Одним прыжком я выскочила на берег; я готова была разрыдаться от досады. Уже в первые часы моего двухлетнего пребывания здесь меня вновь поймали на старом; Дагоберт снова увидел юркую ящерку босой — ну, сейчас они начнут смеяться и насмешничать в главном доме… Но когда я менее часа назад шла к моему отцу, Дагоберт был в тёмной одежде; и потом — разве сейчас не мелькнул в кустах яркий проблеск? Этот проблеск я уже видела сегодня у конторского стола, он возник на кольце у господина Клаудиуса… Я с облегчением перевела дух — это был всего лишь господин Клаудиус! Он, наверное, услышал моё бездумное топанье по воде и, обеспокоенный, пришёл посмотреть, кто это ломает ветки в его кустарнике и взбаламучивает гальку в его реке. Он может быть спокоен, строгий господин — я больше не буду этого делать.

Мы были уже пять дней в К., и настало воскресенье. В Диркхофе мы лишь издали слышали колокол, его голос доносился до нас словно прерывистый жалобный стон, — и как же я была потрясена этим утром, услышав глубокий, сильный колокольный звон!
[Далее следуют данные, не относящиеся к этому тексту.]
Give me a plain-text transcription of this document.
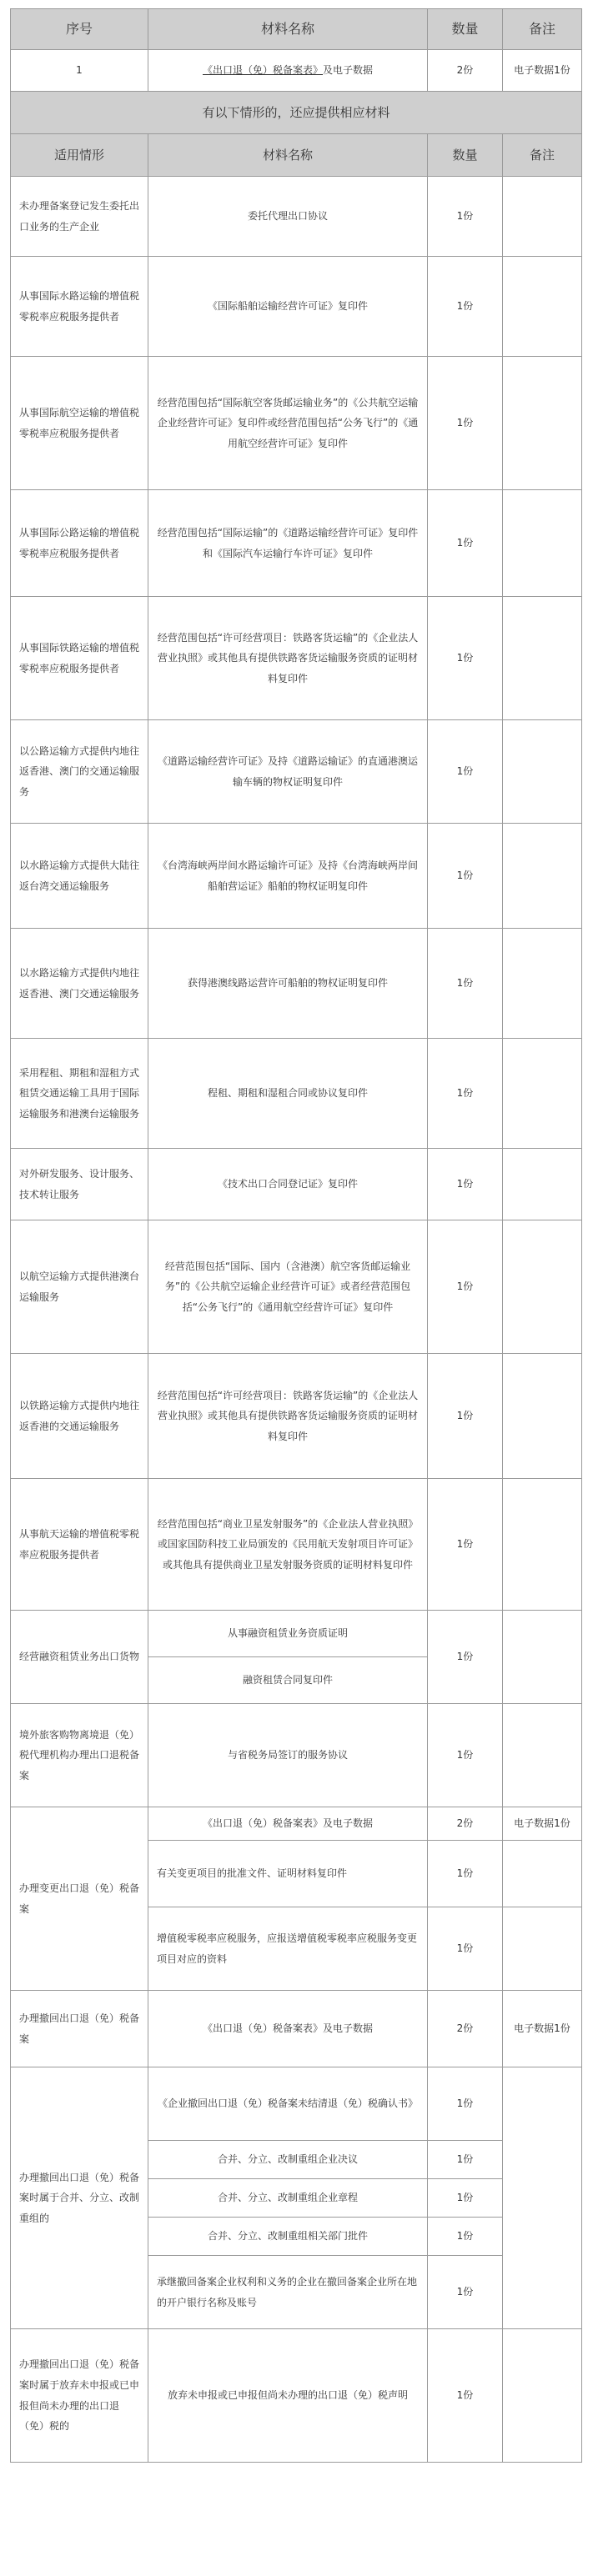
序号	材料名称	数量	备注
1	《出口退（免）税备案表》及电子数据	2份	电子数据1份
有以下情形的，还应提供相应材料			
适用情形	材料名称	数量	备注
未办理备案登记发生委托出口业务的生产企业	委托代理出口协议	1份	
从事国际水路运输的增值税零税率应税服务提供者	《国际船舶运输经营许可证》复印件	1份	
从事国际航空运输的增值税零税率应税服务提供者	经营范围包括“国际航空客货邮运输业务”的《公共航空运输企业经营许可证》复印件或经营范围包括“公务飞行”的《通用航空经营许可证》复印件	1份	
从事国际公路运输的增值税零税率应税服务提供者	经营范围包括“国际运输”的《道路运输经营许可证》复印件和《国际汽车运输行车许可证》复印件	1份	
从事国际铁路运输的增值税零税率应税服务提供者	经营范围包括“许可经营项目：铁路客货运输”的《企业法人营业执照》或其他具有提供铁路客货运输服务资质的证明材料复印件	1份	
以公路运输方式提供内地往返香港、澳门的交通运输服务	《道路运输经营许可证》及持《道路运输证》的直通港澳运输车辆的物权证明复印件	1份	
以水路运输方式提供大陆往返台湾交通运输服务	《台湾海峡两岸间水路运输许可证》及持《台湾海峡两岸间船舶营运证》船舶的物权证明复印件	1份	
以水路运输方式提供内地往返香港、澳门交通运输服务	获得港澳线路运营许可船舶的物权证明复印件	1份	
采用程租、期租和湿租方式租赁交通运输工具用于国际运输服务和港澳台运输服务	程租、期租和湿租合同或协议复印件	1份	
对外研发服务、设计服务、技术转让服务	《技术出口合同登记证》复印件	1份	
以航空运输方式提供港澳台运输服务	经营范围包括“国际、国内（含港澳）航空客货邮运输业务”的《公共航空运输企业经营许可证》或者经营范围包括“公务飞行”的《通用航空经营许可证》复印件	1份	
以铁路运输方式提供内地往返香港的交通运输服务	经营范围包括“许可经营项目：铁路客货运输”的《企业法人营业执照》或其他具有提供铁路客货运输服务资质的证明材料复印件	1份	
从事航天运输的增值税零税率应税服务提供者	经营范围包括“商业卫星发射服务”的《企业法人营业执照》或国家国防科技工业局颁发的《民用航天发射项目许可证》或其他具有提供商业卫星发射服务资质的证明材料复印件	1份	
经营融资租赁业务出口货物	从事融资租赁业务资质证明	1份	
	融资租赁合同复印件		
境外旅客购物离境退（免）税代理机构办理出口退税备案	与省税务局签订的服务协议	1份	
办理变更出口退（免）税备案	《出口退（免）税备案表》及电子数据	2份	电子数据1份
	有关变更项目的批准文件、证明材料复印件	1份	
	增值税零税率应税服务，应报送增值税零税率应税服务变更项目对应的资料	1份	
办理撤回出口退（免）税备案	《出口退（免）税备案表》及电子数据	2份	电子数据1份
办理撤回出口退（免）税备案时属于合并、分立、改制重组的	《企业撤回出口退（免）税备案未结清退（免）税确认书》	1份	
	合并、分立、改制重组企业决议	1份	
	合并、分立、改制重组企业章程	1份	
	合并、分立、改制重组相关部门批件	1份	
	承继撤回备案企业权利和义务的企业在撤回备案企业所在地的开户银行名称及账号	1份	
办理撤回出口退（免）税备案时属于放弃未申报或已申报但尚未办理的出口退（免）税的	放弃未申报或已申报但尚未办理的出口退（免）税声明	1份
Илзе отправилась в церковь, и когда она под гудение колокола торжественно обходила пруд, я стояла в холле и смотрела ей вслед… Из своей комнаты вышел старый бухгалтер, державший под мышкой сборник псалмов и натягивавший на ходу длинные лиловые перчатки — пожилой господин прямо-таки излучал чистоту и элегантность.

Проходя мимо меня, он вдруг остановился. Он не поздоровался; его высокая шляпа сидела на голове как пригвождённая; к тому же он смерил меня с головы до ног строгим взглядом. Я задрожала и испугалась, и в тот момент, когда он открыл рот, чтобы заговорить, я убежала в лес.

Ужас — а вдруг он идёт за мной? Я остановилась и, переведя дыхание, робко глянула через плечо. Над тропинкой за моей спиной сомкнулись заросли — сама того не подозревая, я забралась довольно высоко по склону холма. Здесь стояла полная тишина — набожный человек продолжил, конечно, свой путь к храму… Тропинка вывела меня на лужайку, на которой ещё лежала роса, а в траве густыми гроздьями алела земляника — здесь её, наверное, никто не собирал. Ягоды наполняли своим ароматом воздух, сверкавший золотыми искрами — мне показалось, что в нём ещё слышится колокольный звон. Вокруг лужайки стояли ели с длинными лапами; по их морщинистым стволам текли золотистые слёзы смолы, а у самых верхушек слышалось лёгкое жужжание.